12 May 2006

Proven: Three Negatives Equal A Positive!

I thought that shocking headline would wake you up out your slumber! No, I haven't taken leave of my senses, I'm recapping the first episode of Never Mind the Full Stops, BBC4's new grammar/linguistic based panel quiz show. I learnt some really interesting things last night. Firstly, did you know that "kicked the bucket" is *not* a euphemism for dead? It is in fact a cacophemism (or dysphemism, your choice). They are both roughly the opposite of euphemisms, the former being deliberately offensive while the bracketed later can be either nasty or humourously deprecating. Probably "now worm food" or "burning in eternal fires" would be a better example of deliberately nasty cacophemisms. Does anyone know what a shandygaff is? It's the full name for a shandy and it was originally made from beer and ginger beer.

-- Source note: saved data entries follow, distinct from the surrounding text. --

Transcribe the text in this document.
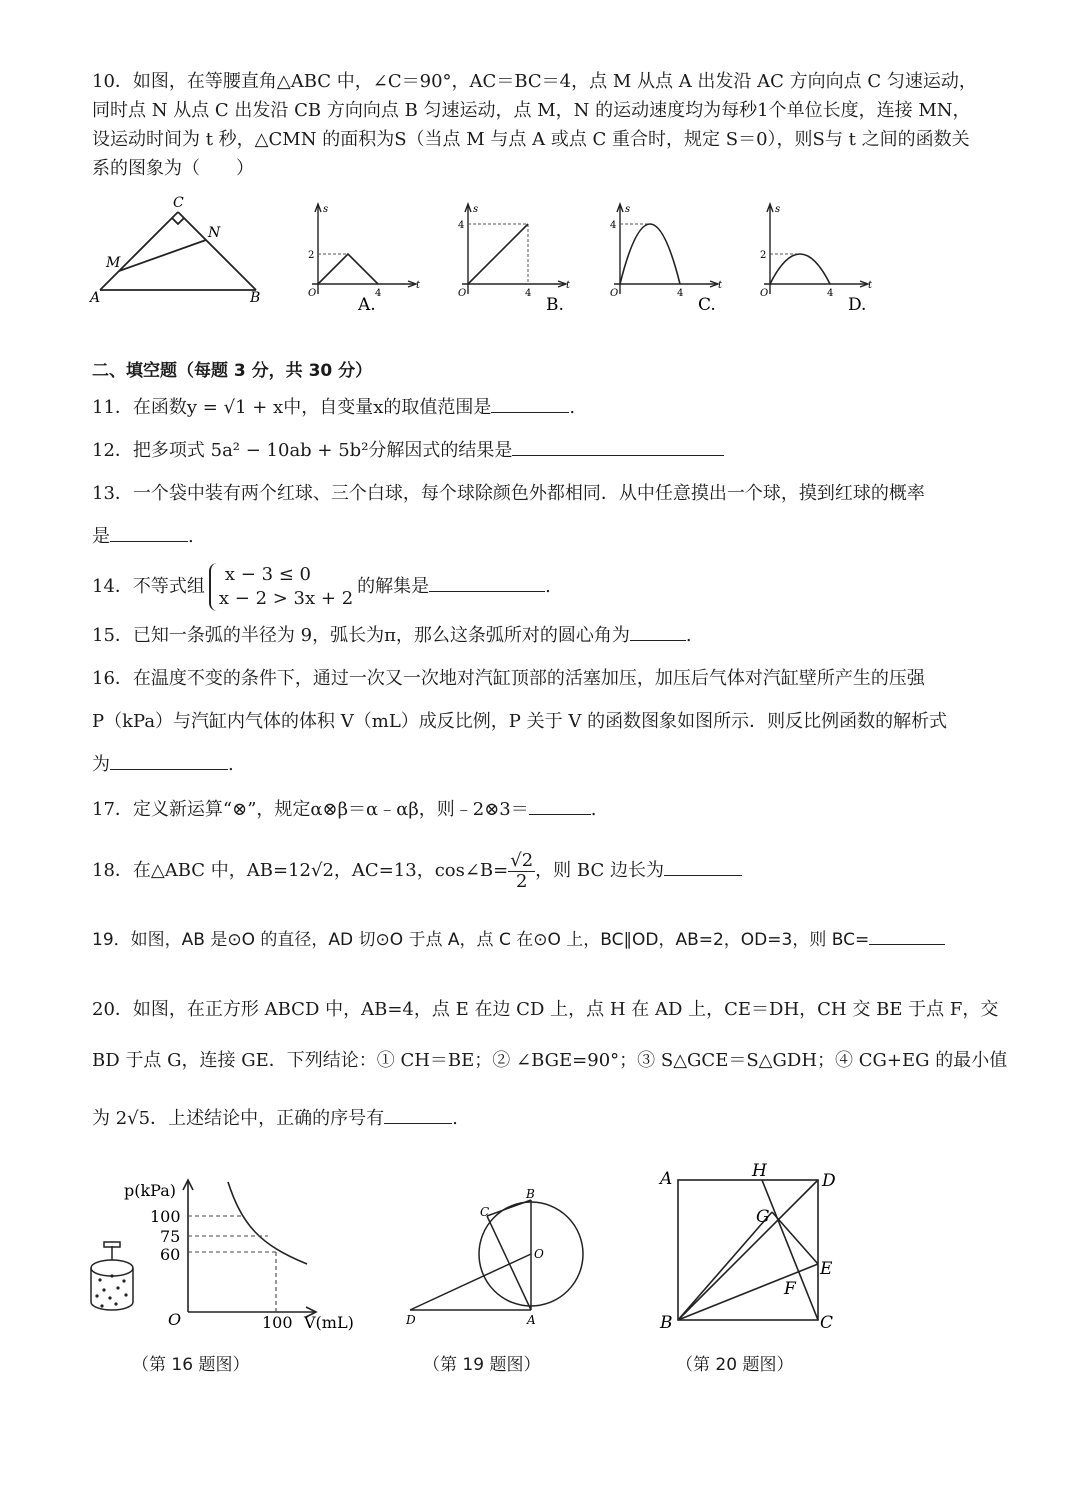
10．如图，在等腰直角△ABC 中，∠C＝90°，AC＝BC＝4，点 M 从点 A 出发沿 AC 方向向点 C 匀速运动，
同时点 N 从点 C 出发沿 CB 方向向点 B 匀速运动，点 M，N 的运动速度均为每秒1个单位长度，连接 MN，
设运动时间为 t 秒，△CMN 的面积为S（当点 M 与点 A 或点 C 重合时，规定 S＝0），则S与 t 之间的函数关
系的图象为（　　）
A	B
C
M
N
s
t
O
2
4
A.
s
t
O
4
4
B.
s
t
O
4
4
C.
s
t
O
2
4
D.
二、填空题（每题 3 分，共 30 分）
11．在函数y = √1 + x中，自变量x的取值范围是	.
12．把多项式 5a² − 10ab + 5b²分解因式的结果是
13．一个袋中装有两个红球、三个白球，每个球除颜色外都相同．从中任意摸出一个球，摸到红球的概率
是	.
14．不等式组
x − 3 ≤ 0
x − 2 > 3x + 2
的解集是	.
15．已知一条弧的半径为 9，弧长为π，那么这条弧所对的圆心角为	.
16．在温度不变的条件下，通过一次又一次地对汽缸顶部的活塞加压，加压后气体对汽缸壁所产生的压强
P（kPa）与汽缸内气体的体积 V（mL）成反比例，P 关于 V 的函数图象如图所示．则反比例函数的解析式
为	.
17．定义新运算“⊗”，规定α⊗β＝α﹣αβ，则﹣2⊗3＝	.
18．在△ABC 中，AB=12√2，AC=13，cos∠B= $\frac{√2}{2}$ ，则 BC 边长为
19．如图，AB 是⊙O 的直径，AD 切⊙O 于点 A，点 C 在⊙O 上，BC∥OD，AB=2，OD=3，则 BC=
20．如图，在正方形 ABCD 中，AB=4，点 E 在边 CD 上，点 H 在 AD 上，CE＝DH，CH 交 BE 于点 F，交
BD 于点 G，连接 GE．下列结论：① CH＝BE；② ∠BGE=90°；③ S△GCE＝S△GDH；④ CG+EG 的最小值
为 2√5．上述结论中，正确的序号有	.
p(kPa)
100
75
60
O	100 V(mL)
（第 16 题图）
B
C
O
D	A
（第 19 题图）
A	H	D
G
E
F
B	C
（第 20 题图）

How about trying to decipher what the expression "Negative Care Outcome (NCO)" means? As if it were uttered from Gus Hedges' mouth, it does indeed mean that the patient has died! Finally, as promised, they showed a stunning piece of literary word play by the often clumsy Boris "that's not my real name" Johnson. On presenting Have I Got News For You he strung three negatives together to get a positive: "I couldn't not disagree with you more". If you missed all this fun you can catch the repeats on Tuesday, only on BBC4 for the moment though.